Notably, these tools commonly include the system package manager itself. Since you mentioned Debian (actually this is Mint, but ya know):
> Now you get endlessly chastised for trying to use Python as a general purpose utility.No, you don't. Nothing prevents you from running scripts with the system Python that make use of system-provided libraries (including ones that you install later with the system package manager).
If you need something that isn't packaged by your distro, then of course you shouldn't expect your distro to be able to help with it, and of course you should expect to use an environment isolated from the distro's environment. In Python, virtual environments are the method of isolation. All reasonable tooling uses them, including uv.
> Debian was a bastion of sanity with the split between dist_packages and site_packages but that's ruined now too.

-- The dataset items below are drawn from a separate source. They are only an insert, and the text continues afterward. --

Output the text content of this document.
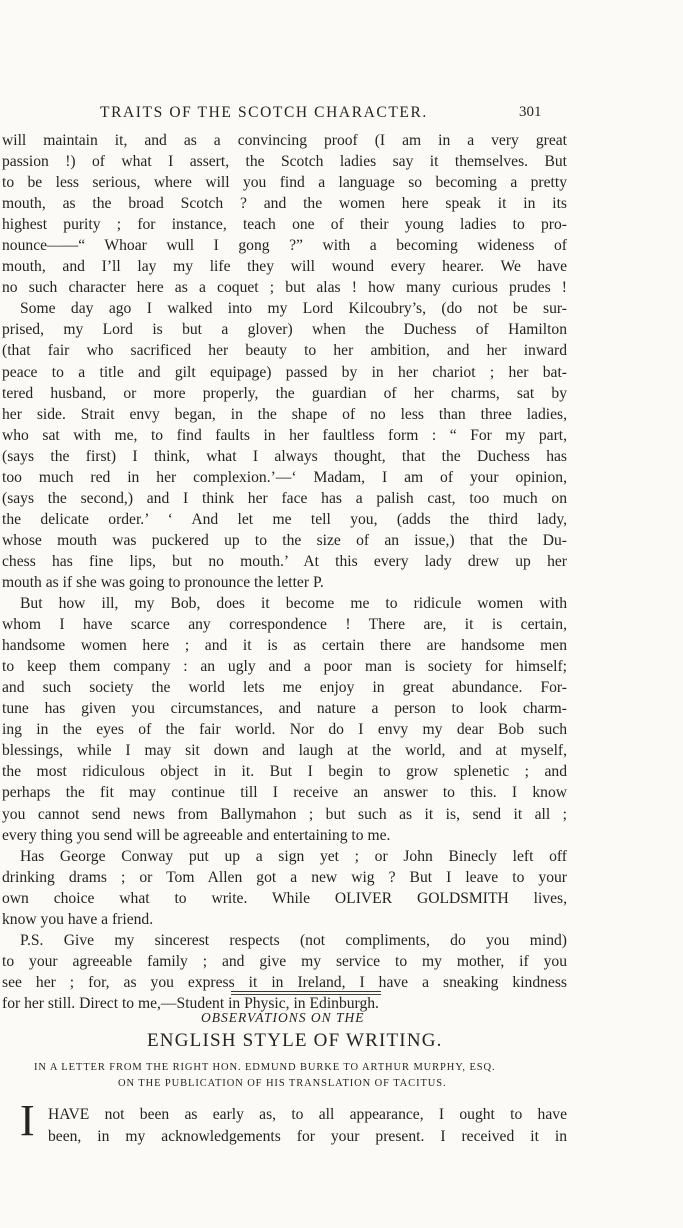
TRAITS OF THE SCOTCH CHARACTER.	301
will maintain it, and as a convincing proof (I am in a very great
passion !) of what I assert, the Scotch ladies say it themselves. But
to be less serious, where will you find a language so becoming a pretty
mouth, as the broad Scotch ? and the women here speak it in its
highest purity ; for instance, teach one of their young ladies to pro-
nounce——“ Whoar wull I gong ?” with a becoming wideness of
mouth, and I’ll lay my life they will wound every hearer. We have
no such character here as a coquet ; but alas ! how many curious prudes !
Some day ago I walked into my Lord Kilcoubry’s, (do not be sur-
prised, my Lord is but a glover) when the Duchess of Hamilton
(that fair who sacrificed her beauty to her ambition, and her inward
peace to a title and gilt equipage) passed by in her chariot ; her bat-
tered husband, or more properly, the guardian of her charms, sat by
her side. Strait envy began, in the shape of no less than three ladies,
who sat with me, to find faults in her faultless form : “ For my part,
(says the first) I think, what I always thought, that the Duchess has
too much red in her complexion.’—‘ Madam, I am of your opinion,
(says the second,) and I think her face has a palish cast, too much on
the delicate order.’ ‘ And let me tell you, (adds the third lady,
whose mouth was puckered up to the size of an issue,) that the Du-
chess has fine lips, but no mouth.’ At this every lady drew up her
mouth as if she was going to pronounce the letter P.
But how ill, my Bob, does it become me to ridicule women with
whom I have scarce any correspondence ! There are, it is certain,
handsome women here ; and it is as certain there are handsome men
to keep them company : an ugly and a poor man is society for himself;
and such society the world lets me enjoy in great abundance. For-
tune has given you circumstances, and nature a person to look charm-
ing in the eyes of the fair world. Nor do I envy my dear Bob such
blessings, while I may sit down and laugh at the world, and at myself,
the most ridiculous object in it. But I begin to grow splenetic ; and
perhaps the fit may continue till I receive an answer to this. I know
you cannot send news from Ballymahon ; but such as it is, send it all ;
every thing you send will be agreeable and entertaining to me.
Has George Conway put up a sign yet ; or John Binecly left off
drinking drams ; or Tom Allen got a new wig ? But I leave to your
own choice what to write. While OLIVER GOLDSMITH lives,
know you have a friend.
P.S. Give my sincerest respects (not compliments, do you mind)
to your agreeable family ; and give my service to my mother, if you
see her ; for, as you express it in Ireland, I have a sneaking kindness
for her still. Direct to me,—Student in Physic, in Edinburgh.
OBSERVATIONS ON THE
ENGLISH STYLE OF WRITING.
IN A LETTER FROM THE RIGHT HON. EDMUND BURKE TO ARTHUR MURPHY, ESQ.
ON THE PUBLICATION OF HIS TRANSLATION OF TACITUS.
I HAVE not been as early as, to all appearance, I ought to have
been, in my acknowledgements for your present. I received it in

It's not "ruined". If you choose to install the system package for pip and to use it with --break-system-packages, the consequences are on you, but you get the legacy behaviour back. And the system packages still put files separately in dist-packages. It's just that... doing this doesn't actually solve all the problems, fundamentally because of how the Python import system works.
whywhywhywhy|4 months ago
This ideology is what caused all the problems to begin with, the base python is built as if it's the only thing in the entire operating systems environment when it's entire packaging system is also built in a way that makes that impossible to do without manually having to juggle package conflicts/incompatibilities.
whalesalad|4 months ago
I do agree it is annoying, and what they need to do is just provide an automatic "userspace" virtualenv for anything a user installs themselves... but that is a pandoras box tbh. (Do you do it per user? How does the user become aware of this?)